Implementing continuous delivery on an infrastructure product has been a learning experience for the company over the last couple of years. A lot of established best practices focus on continuous delivery with multiple deployments a day — but Toman is running infrastructure on a very large scale (hundreds of thousands of virtual servers) and he had to transform those concepts significantly.

Currently, they pull from Trunk once a day, and try to deploy every one to two weeks. Learning from that process, they’ve been working with the community to adapt their processes to move toward monthly milestones, to think about doing automated tests from Trunk on a regular basis, and to basically work cooperatively to make continuous deployment an easier process not only for Rackspace, but for others in the OpenStack community.

They are still working to quantify the benefits of continuous delivery, but they are certainly able to move things into production in a faster way.

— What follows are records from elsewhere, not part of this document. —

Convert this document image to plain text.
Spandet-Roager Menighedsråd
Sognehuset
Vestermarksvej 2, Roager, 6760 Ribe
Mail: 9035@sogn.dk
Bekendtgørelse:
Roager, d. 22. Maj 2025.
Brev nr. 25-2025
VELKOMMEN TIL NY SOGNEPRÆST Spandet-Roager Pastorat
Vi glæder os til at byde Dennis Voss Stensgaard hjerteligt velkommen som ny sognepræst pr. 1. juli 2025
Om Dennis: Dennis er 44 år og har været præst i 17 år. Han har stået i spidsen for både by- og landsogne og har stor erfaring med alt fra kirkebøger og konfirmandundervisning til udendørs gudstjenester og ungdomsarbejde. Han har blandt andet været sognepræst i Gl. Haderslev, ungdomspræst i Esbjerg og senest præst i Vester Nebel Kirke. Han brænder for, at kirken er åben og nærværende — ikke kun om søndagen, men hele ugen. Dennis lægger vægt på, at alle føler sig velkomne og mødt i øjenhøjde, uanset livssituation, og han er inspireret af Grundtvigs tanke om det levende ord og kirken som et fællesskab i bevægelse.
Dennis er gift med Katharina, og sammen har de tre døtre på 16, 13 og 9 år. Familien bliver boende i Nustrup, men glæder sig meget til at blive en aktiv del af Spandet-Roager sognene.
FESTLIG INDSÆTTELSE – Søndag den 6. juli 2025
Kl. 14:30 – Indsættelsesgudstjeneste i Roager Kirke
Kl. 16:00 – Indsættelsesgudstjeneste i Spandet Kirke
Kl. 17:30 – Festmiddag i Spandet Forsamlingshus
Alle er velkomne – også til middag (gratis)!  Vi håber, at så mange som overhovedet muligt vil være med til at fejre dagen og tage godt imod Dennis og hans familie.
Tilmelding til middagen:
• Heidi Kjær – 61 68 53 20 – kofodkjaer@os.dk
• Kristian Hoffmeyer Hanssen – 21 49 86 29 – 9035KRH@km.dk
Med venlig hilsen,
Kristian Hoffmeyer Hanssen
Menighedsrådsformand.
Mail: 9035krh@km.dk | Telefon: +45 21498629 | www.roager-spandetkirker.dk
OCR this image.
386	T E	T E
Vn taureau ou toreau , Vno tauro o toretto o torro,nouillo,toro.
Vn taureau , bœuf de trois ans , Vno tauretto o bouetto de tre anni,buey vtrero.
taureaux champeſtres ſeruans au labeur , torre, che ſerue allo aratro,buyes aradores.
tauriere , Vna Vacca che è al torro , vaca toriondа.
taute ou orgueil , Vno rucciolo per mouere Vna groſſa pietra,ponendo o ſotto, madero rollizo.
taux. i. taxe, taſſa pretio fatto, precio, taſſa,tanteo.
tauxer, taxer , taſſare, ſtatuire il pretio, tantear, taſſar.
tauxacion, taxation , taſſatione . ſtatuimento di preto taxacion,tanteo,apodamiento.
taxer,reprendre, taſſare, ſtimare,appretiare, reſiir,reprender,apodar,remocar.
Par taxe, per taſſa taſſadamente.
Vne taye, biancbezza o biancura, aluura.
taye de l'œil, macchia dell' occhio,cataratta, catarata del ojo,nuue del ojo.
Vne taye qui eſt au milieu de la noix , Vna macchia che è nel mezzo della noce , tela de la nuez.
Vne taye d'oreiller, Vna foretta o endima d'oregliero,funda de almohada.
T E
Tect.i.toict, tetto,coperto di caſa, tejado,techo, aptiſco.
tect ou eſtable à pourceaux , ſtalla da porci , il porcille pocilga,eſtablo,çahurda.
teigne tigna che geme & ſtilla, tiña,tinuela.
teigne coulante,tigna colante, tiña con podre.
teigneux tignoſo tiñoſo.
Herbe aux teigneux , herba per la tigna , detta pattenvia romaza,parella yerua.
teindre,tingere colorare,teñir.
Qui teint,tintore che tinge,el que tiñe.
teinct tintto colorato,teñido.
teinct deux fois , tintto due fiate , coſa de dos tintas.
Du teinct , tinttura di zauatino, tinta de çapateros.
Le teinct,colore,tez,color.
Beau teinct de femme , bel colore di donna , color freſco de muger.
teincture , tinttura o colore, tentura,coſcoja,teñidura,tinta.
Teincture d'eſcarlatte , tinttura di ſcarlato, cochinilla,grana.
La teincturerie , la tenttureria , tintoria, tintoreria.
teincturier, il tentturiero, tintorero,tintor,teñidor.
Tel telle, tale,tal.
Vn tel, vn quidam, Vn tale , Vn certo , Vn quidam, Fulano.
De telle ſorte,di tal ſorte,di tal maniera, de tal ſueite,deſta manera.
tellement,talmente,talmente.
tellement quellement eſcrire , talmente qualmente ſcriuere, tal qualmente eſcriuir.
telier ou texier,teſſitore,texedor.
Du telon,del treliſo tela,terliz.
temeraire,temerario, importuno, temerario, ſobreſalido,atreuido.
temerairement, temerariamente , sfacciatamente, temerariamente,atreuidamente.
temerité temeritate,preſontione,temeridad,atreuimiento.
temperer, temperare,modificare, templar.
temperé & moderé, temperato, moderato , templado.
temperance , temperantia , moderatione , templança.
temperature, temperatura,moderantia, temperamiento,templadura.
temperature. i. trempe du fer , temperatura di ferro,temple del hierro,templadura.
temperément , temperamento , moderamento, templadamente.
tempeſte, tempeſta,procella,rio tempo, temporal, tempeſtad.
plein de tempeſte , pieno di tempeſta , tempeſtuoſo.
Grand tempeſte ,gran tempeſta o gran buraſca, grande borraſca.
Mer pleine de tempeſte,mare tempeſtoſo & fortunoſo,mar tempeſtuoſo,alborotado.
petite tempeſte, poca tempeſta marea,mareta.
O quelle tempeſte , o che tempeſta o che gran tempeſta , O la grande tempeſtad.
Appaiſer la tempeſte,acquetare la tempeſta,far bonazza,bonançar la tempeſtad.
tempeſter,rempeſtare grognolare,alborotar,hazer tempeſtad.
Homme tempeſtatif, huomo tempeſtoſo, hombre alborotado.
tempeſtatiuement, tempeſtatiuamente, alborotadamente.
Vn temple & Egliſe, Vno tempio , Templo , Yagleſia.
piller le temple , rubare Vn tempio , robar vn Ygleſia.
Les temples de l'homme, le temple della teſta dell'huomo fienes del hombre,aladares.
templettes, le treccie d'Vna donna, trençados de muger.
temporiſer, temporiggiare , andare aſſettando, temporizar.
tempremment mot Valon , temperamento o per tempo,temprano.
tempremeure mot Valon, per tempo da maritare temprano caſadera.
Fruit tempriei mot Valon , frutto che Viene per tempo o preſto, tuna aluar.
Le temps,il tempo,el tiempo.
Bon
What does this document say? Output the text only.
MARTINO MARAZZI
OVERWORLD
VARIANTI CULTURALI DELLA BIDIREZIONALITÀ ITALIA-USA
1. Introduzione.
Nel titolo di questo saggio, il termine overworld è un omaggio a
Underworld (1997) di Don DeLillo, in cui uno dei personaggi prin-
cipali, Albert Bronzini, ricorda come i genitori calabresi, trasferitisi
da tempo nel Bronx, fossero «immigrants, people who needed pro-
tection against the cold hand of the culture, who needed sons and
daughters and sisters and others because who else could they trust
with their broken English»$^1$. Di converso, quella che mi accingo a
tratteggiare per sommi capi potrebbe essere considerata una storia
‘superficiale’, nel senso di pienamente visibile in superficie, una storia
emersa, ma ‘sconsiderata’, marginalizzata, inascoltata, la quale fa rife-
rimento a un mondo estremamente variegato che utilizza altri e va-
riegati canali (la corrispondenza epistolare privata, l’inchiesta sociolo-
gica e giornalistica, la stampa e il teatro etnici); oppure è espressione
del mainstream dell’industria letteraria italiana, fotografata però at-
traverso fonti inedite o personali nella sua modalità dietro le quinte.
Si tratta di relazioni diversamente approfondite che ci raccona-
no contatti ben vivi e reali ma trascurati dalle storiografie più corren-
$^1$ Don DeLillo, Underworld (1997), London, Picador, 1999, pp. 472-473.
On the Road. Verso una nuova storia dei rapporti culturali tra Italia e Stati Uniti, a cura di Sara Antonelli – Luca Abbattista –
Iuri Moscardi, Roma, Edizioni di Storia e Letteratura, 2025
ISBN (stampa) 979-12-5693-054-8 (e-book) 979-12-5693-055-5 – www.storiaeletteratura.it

Toman says it allows Rackspace to stay on the leading edge, while staying close within the community. They’re exploring new territory, which is an amazing part about being in an open source project. It’s not the perspective of Rackspace alone. Rather, it’s the collective perspective of Dell, HP, Cloudscaling, Piston, Nebulus, etc. They all come together to discuss different points of view that they wouldn’t discover on any one company’s own turf.

Toman is excited about the pace at which they’re progressed over the last several releases (and we are too!).